Making Better Workplaces, One App at a Time
He shares how mental health is often a taboo topic in many immigrant households. “I think coming from immigrant families, it’s not something you talk about with your parents. It’s not something that’s encouraged in your diaspora. Your community, therapy was not viewed positively.” So when he experienced some mental health issues, he began looking at it from the perspective of an investor.
Today he has 2 interests in the mental health space. Thrive Global was started by Arianna Huffington. Her journey started when she realized how sleeplessness and overwork are idealized among entrepreneurs. This leads to overtime negative consequences and bad decision-making Somesh’s fascination leads him to invest in a SAAS solution that sells to large enterprises, the mental health dashboard.

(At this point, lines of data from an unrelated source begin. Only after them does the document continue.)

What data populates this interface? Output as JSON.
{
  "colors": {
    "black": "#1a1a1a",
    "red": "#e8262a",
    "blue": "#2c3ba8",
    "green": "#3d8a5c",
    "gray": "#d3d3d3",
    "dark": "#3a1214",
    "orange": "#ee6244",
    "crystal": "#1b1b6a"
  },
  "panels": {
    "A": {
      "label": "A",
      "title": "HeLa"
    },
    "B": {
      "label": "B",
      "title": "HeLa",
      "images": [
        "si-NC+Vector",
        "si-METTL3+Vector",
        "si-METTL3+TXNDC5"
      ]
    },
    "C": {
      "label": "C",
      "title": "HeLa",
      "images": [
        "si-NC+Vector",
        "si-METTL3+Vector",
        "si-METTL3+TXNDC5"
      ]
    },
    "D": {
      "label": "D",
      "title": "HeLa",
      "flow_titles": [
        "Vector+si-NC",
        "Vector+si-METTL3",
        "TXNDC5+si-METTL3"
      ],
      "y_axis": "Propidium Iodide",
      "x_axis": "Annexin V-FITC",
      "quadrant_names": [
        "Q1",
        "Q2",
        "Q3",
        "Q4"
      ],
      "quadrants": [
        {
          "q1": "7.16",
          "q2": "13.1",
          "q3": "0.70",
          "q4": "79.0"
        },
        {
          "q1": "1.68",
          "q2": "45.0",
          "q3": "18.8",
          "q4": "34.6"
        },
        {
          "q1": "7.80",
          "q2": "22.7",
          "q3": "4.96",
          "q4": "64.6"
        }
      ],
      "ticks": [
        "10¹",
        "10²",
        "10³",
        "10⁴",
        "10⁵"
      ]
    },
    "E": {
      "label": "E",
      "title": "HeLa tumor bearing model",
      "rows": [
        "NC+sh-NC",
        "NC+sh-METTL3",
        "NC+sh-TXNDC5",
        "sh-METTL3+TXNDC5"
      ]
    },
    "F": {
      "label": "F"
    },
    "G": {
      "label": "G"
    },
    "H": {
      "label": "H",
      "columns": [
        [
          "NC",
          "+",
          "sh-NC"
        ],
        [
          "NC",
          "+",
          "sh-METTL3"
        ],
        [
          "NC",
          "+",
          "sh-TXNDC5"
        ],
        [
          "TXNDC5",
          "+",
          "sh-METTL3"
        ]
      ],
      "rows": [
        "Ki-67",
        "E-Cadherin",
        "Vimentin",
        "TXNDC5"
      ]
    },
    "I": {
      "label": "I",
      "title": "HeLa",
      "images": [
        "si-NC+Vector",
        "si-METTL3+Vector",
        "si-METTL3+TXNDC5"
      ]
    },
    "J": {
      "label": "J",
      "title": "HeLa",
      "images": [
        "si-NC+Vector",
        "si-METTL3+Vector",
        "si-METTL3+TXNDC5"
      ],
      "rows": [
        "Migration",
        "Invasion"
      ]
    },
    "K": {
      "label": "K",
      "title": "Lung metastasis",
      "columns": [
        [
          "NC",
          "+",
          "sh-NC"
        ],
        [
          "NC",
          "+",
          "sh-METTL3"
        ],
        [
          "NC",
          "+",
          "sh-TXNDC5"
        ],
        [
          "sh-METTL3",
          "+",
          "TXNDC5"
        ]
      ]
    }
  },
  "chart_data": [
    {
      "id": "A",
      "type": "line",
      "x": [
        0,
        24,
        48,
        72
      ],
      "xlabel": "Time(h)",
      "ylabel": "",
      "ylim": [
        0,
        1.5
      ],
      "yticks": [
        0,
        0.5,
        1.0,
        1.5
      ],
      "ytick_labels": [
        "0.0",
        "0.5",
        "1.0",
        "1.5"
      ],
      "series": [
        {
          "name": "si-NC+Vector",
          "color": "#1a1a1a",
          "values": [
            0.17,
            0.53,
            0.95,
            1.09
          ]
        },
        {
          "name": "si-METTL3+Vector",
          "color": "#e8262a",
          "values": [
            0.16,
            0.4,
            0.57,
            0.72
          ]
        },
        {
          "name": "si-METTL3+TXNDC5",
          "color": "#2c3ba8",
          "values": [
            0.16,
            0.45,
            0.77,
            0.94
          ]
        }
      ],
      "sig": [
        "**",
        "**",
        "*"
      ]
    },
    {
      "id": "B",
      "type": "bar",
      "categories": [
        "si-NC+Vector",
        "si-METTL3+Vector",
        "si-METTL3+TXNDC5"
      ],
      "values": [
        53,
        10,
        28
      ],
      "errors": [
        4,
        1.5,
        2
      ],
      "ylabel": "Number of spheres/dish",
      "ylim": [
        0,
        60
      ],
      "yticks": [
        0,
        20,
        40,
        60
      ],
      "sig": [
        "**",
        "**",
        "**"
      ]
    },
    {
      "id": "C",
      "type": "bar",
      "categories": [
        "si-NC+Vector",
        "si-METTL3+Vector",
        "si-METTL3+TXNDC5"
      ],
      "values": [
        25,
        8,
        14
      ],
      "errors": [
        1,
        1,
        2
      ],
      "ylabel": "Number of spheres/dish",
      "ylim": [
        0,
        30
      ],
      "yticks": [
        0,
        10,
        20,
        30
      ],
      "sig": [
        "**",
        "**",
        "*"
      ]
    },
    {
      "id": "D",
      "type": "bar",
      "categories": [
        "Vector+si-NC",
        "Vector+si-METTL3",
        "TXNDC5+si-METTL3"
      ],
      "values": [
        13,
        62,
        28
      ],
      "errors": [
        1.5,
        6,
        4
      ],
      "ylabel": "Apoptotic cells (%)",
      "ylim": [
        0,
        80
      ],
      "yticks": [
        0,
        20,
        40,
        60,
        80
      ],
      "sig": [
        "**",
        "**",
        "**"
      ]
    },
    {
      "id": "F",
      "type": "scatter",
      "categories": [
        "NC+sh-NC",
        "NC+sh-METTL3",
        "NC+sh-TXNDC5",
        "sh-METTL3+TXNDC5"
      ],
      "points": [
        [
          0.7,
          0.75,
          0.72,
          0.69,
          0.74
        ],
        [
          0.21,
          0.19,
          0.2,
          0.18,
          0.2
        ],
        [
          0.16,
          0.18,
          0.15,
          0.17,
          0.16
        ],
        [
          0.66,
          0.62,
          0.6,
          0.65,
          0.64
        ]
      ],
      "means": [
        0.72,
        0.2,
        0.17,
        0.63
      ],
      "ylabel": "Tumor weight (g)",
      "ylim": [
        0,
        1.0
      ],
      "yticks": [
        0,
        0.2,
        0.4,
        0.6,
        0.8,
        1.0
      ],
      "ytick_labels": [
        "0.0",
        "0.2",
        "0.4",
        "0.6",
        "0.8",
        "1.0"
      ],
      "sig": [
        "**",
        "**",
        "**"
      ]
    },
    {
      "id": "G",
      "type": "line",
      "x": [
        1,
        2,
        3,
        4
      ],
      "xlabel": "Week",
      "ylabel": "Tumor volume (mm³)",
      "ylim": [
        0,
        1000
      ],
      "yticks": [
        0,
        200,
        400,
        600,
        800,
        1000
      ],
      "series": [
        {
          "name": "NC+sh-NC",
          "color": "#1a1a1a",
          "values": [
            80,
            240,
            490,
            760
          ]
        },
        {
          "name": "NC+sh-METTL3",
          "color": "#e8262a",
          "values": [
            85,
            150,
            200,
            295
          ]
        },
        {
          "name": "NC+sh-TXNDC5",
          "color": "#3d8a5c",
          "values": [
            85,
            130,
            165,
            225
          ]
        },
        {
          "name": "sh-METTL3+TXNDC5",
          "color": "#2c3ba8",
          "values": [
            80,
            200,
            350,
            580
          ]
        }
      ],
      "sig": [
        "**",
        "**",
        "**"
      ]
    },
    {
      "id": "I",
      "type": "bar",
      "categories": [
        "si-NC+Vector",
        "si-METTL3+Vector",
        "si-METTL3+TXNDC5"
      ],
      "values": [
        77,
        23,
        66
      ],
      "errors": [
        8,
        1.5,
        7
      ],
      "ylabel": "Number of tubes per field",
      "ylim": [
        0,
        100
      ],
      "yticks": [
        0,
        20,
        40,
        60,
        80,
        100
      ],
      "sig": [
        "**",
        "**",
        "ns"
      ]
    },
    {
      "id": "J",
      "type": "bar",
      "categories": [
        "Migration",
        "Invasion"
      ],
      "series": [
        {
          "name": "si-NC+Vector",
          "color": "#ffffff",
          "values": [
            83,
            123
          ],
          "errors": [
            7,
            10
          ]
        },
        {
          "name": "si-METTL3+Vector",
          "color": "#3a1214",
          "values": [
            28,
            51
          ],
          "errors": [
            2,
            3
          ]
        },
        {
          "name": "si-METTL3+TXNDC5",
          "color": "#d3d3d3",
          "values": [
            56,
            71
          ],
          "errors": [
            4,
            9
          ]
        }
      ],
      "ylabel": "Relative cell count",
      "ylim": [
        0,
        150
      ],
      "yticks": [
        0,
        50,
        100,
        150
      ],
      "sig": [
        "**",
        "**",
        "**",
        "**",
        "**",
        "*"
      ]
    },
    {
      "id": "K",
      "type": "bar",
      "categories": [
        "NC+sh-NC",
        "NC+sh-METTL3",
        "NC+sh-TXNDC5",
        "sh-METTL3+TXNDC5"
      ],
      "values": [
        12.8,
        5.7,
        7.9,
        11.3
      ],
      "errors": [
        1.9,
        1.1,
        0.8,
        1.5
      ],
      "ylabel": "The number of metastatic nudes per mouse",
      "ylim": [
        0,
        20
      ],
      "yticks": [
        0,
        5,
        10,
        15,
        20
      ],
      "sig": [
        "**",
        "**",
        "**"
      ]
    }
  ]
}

Just before the pandemic, he invested in a company called Lira Health. The company’s model is actually to provide, a marketplace of therapists, to employees of large enterprises. It had incredible growth during the pandemic, especially with the number of companies whose insurance does not cover theraphy. So, they found that a lot of employees from big companies needed help in connecting with one.
Coming Full Circle
While his journey might have some reroutes and detours, Somesh made sure he brings the wealth of his experience to push himself to what the market needs to help improve lives. He does this by not forgetting his origins and roots, but most especially by welcoming new cultures.